The '80s keep dying. The '80s will never die. In the span of three days this past week, both '80s hitmaker Eddie Money and The Cars frontman Ric Ocasek passed away, having lived well and successfully into their AARP years. Yet their music somehow feels as fresh and as ubiquitous today as it would have been in 1982.
If in just the past few months you watched “Stranger Things,” you understood its sly Cars by way of “Fast Times at Ridgemont High” reference. If you sat on a barstool anywhere, you found yourself drumming your fingers to the blast of “Take Me Home Tonight.” Between the two of them, Ocasek and Money spent the last four decades providing the soundtracks to your soundtracks, and the soundtracks to your life.

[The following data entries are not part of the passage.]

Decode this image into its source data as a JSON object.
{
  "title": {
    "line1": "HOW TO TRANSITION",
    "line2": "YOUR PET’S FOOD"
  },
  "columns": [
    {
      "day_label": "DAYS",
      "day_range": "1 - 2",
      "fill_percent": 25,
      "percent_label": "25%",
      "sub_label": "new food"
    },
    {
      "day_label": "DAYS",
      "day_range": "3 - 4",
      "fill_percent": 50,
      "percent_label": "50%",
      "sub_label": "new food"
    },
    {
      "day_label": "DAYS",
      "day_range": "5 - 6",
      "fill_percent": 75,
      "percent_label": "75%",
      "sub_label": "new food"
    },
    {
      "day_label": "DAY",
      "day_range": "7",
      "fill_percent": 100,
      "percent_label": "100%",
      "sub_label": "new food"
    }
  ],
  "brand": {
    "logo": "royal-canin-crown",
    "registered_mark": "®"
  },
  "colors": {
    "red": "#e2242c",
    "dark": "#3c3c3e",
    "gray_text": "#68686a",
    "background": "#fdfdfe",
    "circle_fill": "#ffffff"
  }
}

Like any self-respecting Gen Xer, I have my own history of memorable life moments punctuated with the strains of “Two Tickets to Paradise” or “Let the Good Times Roll” emanating from a car radio, a jukebox, a set of dingy speakers. It never felt like anybody ever consciously chose the music; it just somehow always appeared, unsummoned but not unappreciated. But I never associate either Ocasek or Money with my youth or my personality; back in the day I had an equal blend of The Cure and Salt-N-Pepa for that. Instead, like anyone who’s watched commercials or gone to barbecues, I hear their hits flowing in a continuous stream that carries me right up to the present moment. Case in point: I usually run a few races a year, and you will never not hear a motivating Eddie Money song while you’re waiting in the corral for the starting gun.
The death of Daniel Johnston, also last week, brought waves of sincere and justified accolades for his intricate songwriting and unique style. In death, Johnston secures a kind of next-level artistic credibility. The outsider icon. The guy who didn’t marry a supermodel. Whose songs never appeared in a GEICO commercial or a Circuit City ad. The man least likely to show up on the soundtrack to "American Horror Story 1984." His contemporaries leave a different kind of mark.
While The Cars and their dreamy power pop did achieve critical success, earning a place last year in the Rock and Roll Hall of Fame, they were also cursed with popularity. In 1984, Rolling Stone deemed their soon-to-be massive “Heartbeat City” simultaneously “irresistible” and "first-draft poetry.” Money, meanwhile, could likely have only dreamed of such high praise — iconic Village Voice critic Robert Christgau scathingly wrote after Money’s first album, “Sorry, girls (and guys); live inspection reveals that the sleek stud on the cover (and in the ads) is as pudgy and sloppy as his voice. He even has jowls. Watch those cheeseburgers, Eddie boy, or you'll never get to the caviar.”
Their sounds were distinct — Ocasek legendarily cool and detached, Money all Long Island rawness. Their interests and their audiences were distinct. But what the two men had in common were public images that would be all but impossible to achieve success with today.
Ocasek, literally the poster boy for “the case for an ugly husband,” was in his thirties when The Cars formed. He was 40 years old the summer “Heartbeat City” landed and proceeded to demolish everything in its wake. The “pudgy and sloppy” former Edward Mahoney was a police force trainee who had his first hit, “Baby Hold On,” at 29. He was 37 when “Take Me Home Tonight” came out.
Throughout the '80s, both men’s faces were inescapable on MTV, a network whose coins of the realm were youth and beauty. (See also: Phil Collins, Billy Joel.) Even Bruce Springsteen, circa “Born in the USA,” may have been old by those standards, but he was hot. No scrunchie-wearing teenage girl with fingerless gloves and a Claire’s gift card burning a hole in her Caboodle ever once saw those apparent geezers on TV and thought, “Yes, I identity with any of this.”
It’s true there was virtually no such leverage to be ordinary looking and critically underpraised while being black or female a generation or so ago. Yet remembering what genuine stars both men were in at the peak of their successes, churning out videos and pouting from album covers, their ascents seem almost radical.
But what makes them even more unique is their tenacious durability. Sure, you can’t do a throwback era movie or TV show without a nod to their hits, but more amazingly, you also can’t go to a family party or a bar or a Target and escape them. Like later pop acts like The Black Eyed Peas, Ocasek and Money happened to make really catchy music that gets in your head and doesn’t want to leave, and goddamn it, you will hear it at the gym. Both men are somehow precisely of an era, and also precisely of your cousin’s wedding last weekend. Whenever you are, whomever you are with, you can bet you'll know all the words. They aren’t always what you ordered, but they are always, somehow, just what you needed.